Eran las 7:00 cuando sonó el teléfono y de inmediato el oficial Fetuccini contestó. Su semblante inexpresivo nunca me permitía saber si las noticias que le daban eran buenas o malas, lo mismo sucedía con sus lacónicas respuestas. Este hombre era tan indescifrable como el mismo sentido de la vida.
Hacía un mes que fui transferido a la División de Secuestros y asignado como ayudante del oficial Fetuccini. Él no era muy expresivo. Nunca hablaba de su vida personal, si no fuera por el trabajo seguro ni me dirigiría la palabra. Lo único que sabía de él lo leí en el periódico que narraba cómo, sin ayuda de nadie, rescató a una joven secuestrada por una pandilla de enanos, aquellos bastardos habían dopado a la niña. Sabe dios que le habían hecho.
—Alístate —me dijo Fetuccini cortando mis pensamientos.
—Ya estoy listo, ¿qué sucedió? —le dije intentando prolongar nuestra conversación.
—Alguien hizo una denuncia anónima, tenemos que corroborar el hecho. En el auto te daré más detalles.
El caso en el que nos vimos involucrados podría ser el inicio de algo más grande, intuía Fetuccini. Según lo que me contó, un informante había llamado para avisar que un viejo solterón, de la noche a la mañana, tenía a un niño en su casa, lo raro es que este hombre no tenía familiares.
Llegamos a la casa del hombre en cuestión, era una cabaña de madera con lindos acabados. Fetuccini tocó la puerta, pero nadie atendía. Yo rodeé la casa y me asomé por la ventana posterior. Fue entonces cuando lo vi, el anciano estaba desnudo en la bañera junto a un niño. Corrí hasta la puerta y le conté lo que vi a Fetuccini. Él empujó la puerta y corrió al baño.
Capturamos al viejo, no sin antes darle una paliza, le pusimos los grilletes y lo metimos al auto. Fetuccini me dijo que llevaría al hombre a la dependencia para interrogarlo, mientras que a mí me tocaba esperar a Susan, la asistente social, para que se haga cargo del niño. El pequeño lloraba desconsoladamente, parecía que aún no asimilaba lo qué había pasado.
Al llegar a la dependencia me dijeron que Fetuccini ya estaba interrogándolo. Fui a echar un vistazo, me moría de ganas de ver al oficial en acción. A través de la cámara Gesell los pude ver. El hombre ya tenía ropas y Fetuccini fumaba un cigarro.
—¿Quién te vendió al niño? —dijo Fetuccini, botando humo de la boca.
—Se lo juro, señor. Un hada se me apareció y transformó a mi muñeco en un niño de carne y hueso —dijo el hombre asustado y con lágrimas en los ojos.
Fetuccini lo abofeteó.
—Solo lo diré una vez más: quién te vendió al niño.
—Señor, por favor. Se lo juro, yo no sé nada de los niños desaparecidos en la feria —gritó desesperado el interrogado.
El oficial se sacó el cigarrillo de la boca, lo miró y lo apagó lentamente en la mano del sujeto. Sus gritos eran desgarradores. Fetuccini salió de la habitación y el anciano estalló en llanto.
«¿Pudiste sacarle algo?», le pregunté. Él me dijo que no, pero que tenía una corazonada de que ese tipo estaba conectado con una red de trata de niños. Las coincidencias eran muchas: hace una semana desaparecieron unos hermanos en un bosque, la semana anterior a esa una pequeña casi es raptada cuando visitaba a su abuela y la feria —la bendita feria— el caso más escandaloso de todos los tiempos donde más de un centenar de niños desapareció sin dejar rastro alguno. Y ahora tenemos a este anciano que tiene un niño, posiblemente comprado.

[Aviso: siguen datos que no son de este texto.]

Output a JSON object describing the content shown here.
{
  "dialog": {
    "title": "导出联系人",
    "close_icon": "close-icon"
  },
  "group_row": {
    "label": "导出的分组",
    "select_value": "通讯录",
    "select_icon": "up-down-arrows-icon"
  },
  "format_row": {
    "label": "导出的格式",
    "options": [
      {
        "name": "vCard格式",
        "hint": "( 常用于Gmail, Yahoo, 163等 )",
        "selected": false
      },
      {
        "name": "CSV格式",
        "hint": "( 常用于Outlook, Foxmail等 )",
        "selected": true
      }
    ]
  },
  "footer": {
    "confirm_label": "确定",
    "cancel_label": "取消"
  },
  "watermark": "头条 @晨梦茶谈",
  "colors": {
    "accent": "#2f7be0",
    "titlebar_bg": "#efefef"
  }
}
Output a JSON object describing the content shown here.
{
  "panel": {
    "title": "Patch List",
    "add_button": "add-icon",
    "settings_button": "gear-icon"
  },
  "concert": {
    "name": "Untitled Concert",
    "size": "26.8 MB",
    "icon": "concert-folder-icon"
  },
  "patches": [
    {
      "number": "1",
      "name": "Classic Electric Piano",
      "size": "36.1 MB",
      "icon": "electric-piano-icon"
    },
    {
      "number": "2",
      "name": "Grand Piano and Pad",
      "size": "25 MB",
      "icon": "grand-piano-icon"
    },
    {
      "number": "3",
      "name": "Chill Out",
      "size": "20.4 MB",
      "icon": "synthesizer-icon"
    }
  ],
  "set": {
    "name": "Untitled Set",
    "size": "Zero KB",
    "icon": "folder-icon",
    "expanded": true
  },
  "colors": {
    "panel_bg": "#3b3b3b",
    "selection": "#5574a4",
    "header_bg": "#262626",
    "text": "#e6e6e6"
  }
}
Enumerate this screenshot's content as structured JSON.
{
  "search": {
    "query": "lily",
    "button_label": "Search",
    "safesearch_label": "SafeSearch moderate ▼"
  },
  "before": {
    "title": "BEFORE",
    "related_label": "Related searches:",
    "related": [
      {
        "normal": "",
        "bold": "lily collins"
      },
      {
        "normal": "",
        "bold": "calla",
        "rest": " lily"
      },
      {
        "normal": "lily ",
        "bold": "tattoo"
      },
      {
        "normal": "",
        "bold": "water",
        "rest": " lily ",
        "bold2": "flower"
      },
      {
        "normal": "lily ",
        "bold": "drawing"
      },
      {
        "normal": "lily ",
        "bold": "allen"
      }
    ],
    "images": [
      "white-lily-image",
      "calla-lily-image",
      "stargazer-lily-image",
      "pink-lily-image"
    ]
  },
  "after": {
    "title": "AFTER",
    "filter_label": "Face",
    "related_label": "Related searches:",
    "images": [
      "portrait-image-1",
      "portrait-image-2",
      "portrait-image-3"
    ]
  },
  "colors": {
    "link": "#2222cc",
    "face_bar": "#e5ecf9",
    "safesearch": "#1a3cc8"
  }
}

Fetuccini se encontraba haciendo el papeleo, cuando Susan me llamó. Me había dicho que el niño le había contado que ese señor era su padre y que él solía ser un niño de madera. Este caso se va poniendo cada vez más raro, pensé. Susan me dice que no sabe porqué, pero que confía en el niño. Yo solo me limite a decir: «Ten cuidado, los niños mienten».